Once you know where your group will be dining and living, research the restaurants and make sure that they have safe options for you, and if they don’t, look for safe nearby restaurants that you could suggest to your chaperone.  It’s especially important to become familiar with the area that you’re traveling to if you will be responsible for “lunch on your own” at any point in the trip.

#4 Make allergy business cards

I cannot tell you how much of a life saver it is to have a card with all of my allergies.  I carry ones that I made up and printed on cardstock Avery business cards that I reuse and give to chefs at every restaurant that I go to.  If you go onto FARE’s website, you can print out premade chef cards that explain your allergens to the chef in any language that you want.  When I went to Europe last summer, I printed out the cards from FARE and “laminated” them with tape and reused those so many times.  Once the waiters saw and read my card written in his or her language, they were much more willing to work with me to find an appropriate meal.

#5 Airplane safety

Imagine being confined in tight quarters with strangers eating poison and you have no chance of seeking medical attention for another 5 hours.  This is why airplanes are one of the scariest places for people with food allergies- especially if you’re flying over an ocean with no emergency landing locations.  Therefore, you must be extra vigilant when flying with allergies.
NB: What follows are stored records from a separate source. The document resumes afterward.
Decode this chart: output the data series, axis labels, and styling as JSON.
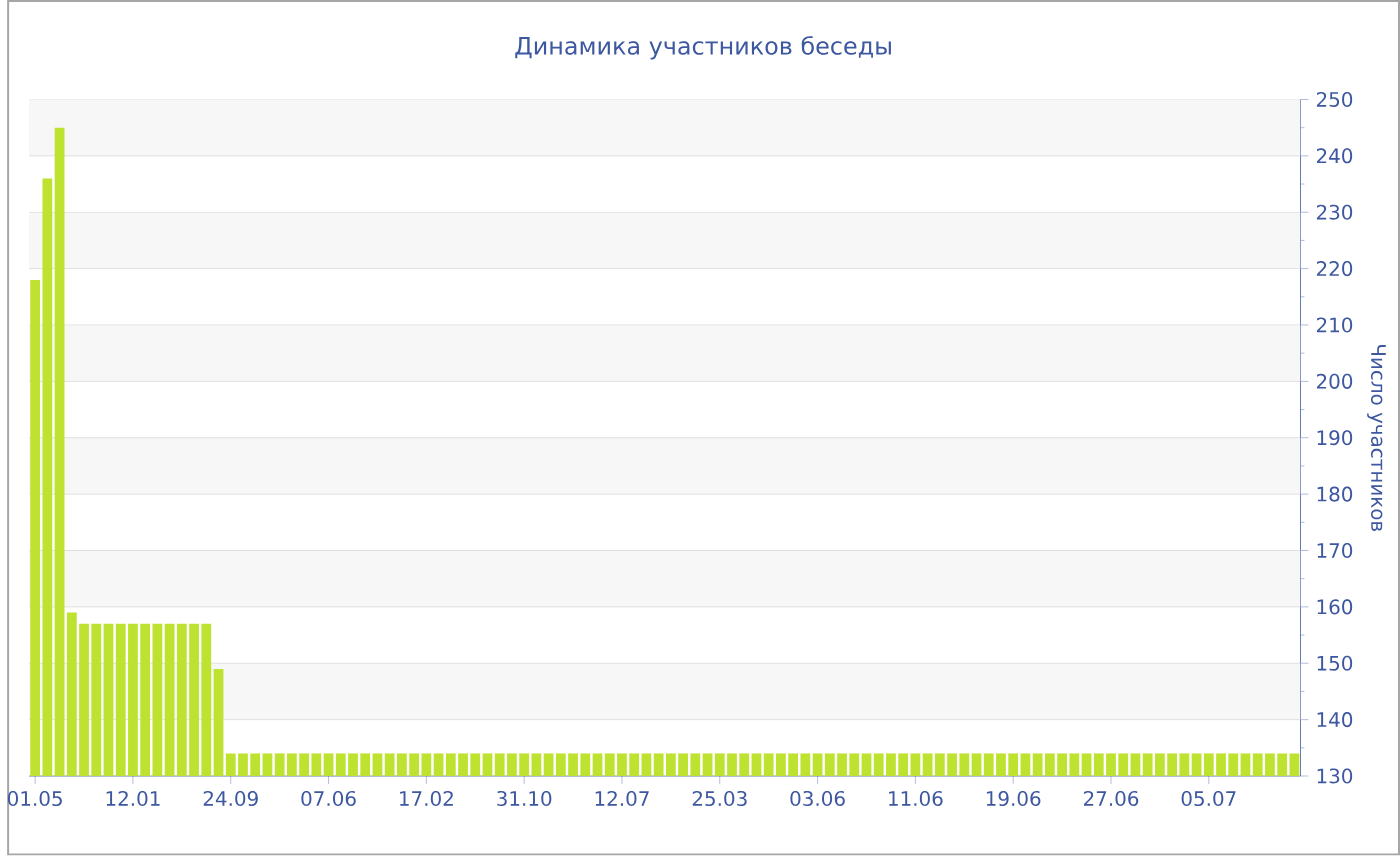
{
  "chart_data": {
    "type": "bar",
    "title": "Динамика участников беседы",
    "ylabel": "Число участников",
    "categories": [
      "01.05",
      null,
      null,
      null,
      null,
      null,
      null,
      null,
      "12.01",
      null,
      null,
      null,
      null,
      null,
      null,
      null,
      "24.09",
      null,
      null,
      null,
      null,
      null,
      null,
      null,
      "07.06",
      null,
      null,
      null,
      null,
      null,
      null,
      null,
      "17.02",
      null,
      null,
      null,
      null,
      null,
      null,
      null,
      "31.10",
      null,
      null,
      null,
      null,
      null,
      null,
      null,
      "12.07",
      null,
      null,
      null,
      null,
      null,
      null,
      null,
      "25.03",
      null,
      null,
      null,
      null,
      null,
      null,
      null,
      "03.06",
      null,
      null,
      null,
      null,
      null,
      null,
      null,
      "11.06",
      null,
      null,
      null,
      null,
      null,
      null,
      null,
      "19.06",
      null,
      null,
      null,
      null,
      null,
      null,
      null,
      "27.06",
      null,
      null,
      null,
      null,
      null,
      null,
      null,
      "05.07",
      null,
      null,
      null,
      null,
      null,
      null,
      null
    ],
    "values": [
      218,
      236,
      245,
      159,
      157,
      157,
      157,
      157,
      157,
      157,
      157,
      157,
      157,
      157,
      157,
      149,
      134,
      134,
      134,
      134,
      134,
      134,
      134,
      134,
      134,
      134,
      134,
      134,
      134,
      134,
      134,
      134,
      134,
      134,
      134,
      134,
      134,
      134,
      134,
      134,
      134,
      134,
      134,
      134,
      134,
      134,
      134,
      134,
      134,
      134,
      134,
      134,
      134,
      134,
      134,
      134,
      134,
      134,
      134,
      134,
      134,
      134,
      134,
      134,
      134,
      134,
      134,
      134,
      134,
      134,
      134,
      134,
      134,
      134,
      134,
      134,
      134,
      134,
      134,
      134,
      134,
      134,
      134,
      134,
      134,
      134,
      134,
      134,
      134,
      134,
      134,
      134,
      134,
      134,
      134,
      134,
      134,
      134,
      134,
      134,
      134,
      134,
      134,
      134
    ],
    "color": "#bde22f",
    "ylim": [
      130,
      250
    ],
    "yticks": [
      130,
      140,
      150,
      160,
      170,
      180,
      190,
      200,
      210,
      220,
      230,
      240,
      250
    ],
    "grid": "y"
  }
}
No matter how long the flight, you should contact the airline and look at their food allergy procedures before boarding.  Some airlines will let you board first and wipe down your seat, or they will hand out pretzels instead of peanuts as the free snack.  For short flights, it’s safest to just pack your own snack to avoid any problems with finding a safe snack to purchase.  But for longer flights where meals are served, it can get more complicated.  Some airlines will work to give you an allergy-safe dish if you contact them with enough notice before your long-distance flight.  But just in case, I always pack myself some instant oatmeal.  You don’t want to be without food for 8 hours.

 

With these tips in mind, I have made it through all kinds of trips from day trips at amusement parks to my 9-day European trip with my Girl Scout troop.  Tell me where you’ve traveled with your allergies and what else you’ve done to stay safe while traveling in the comments!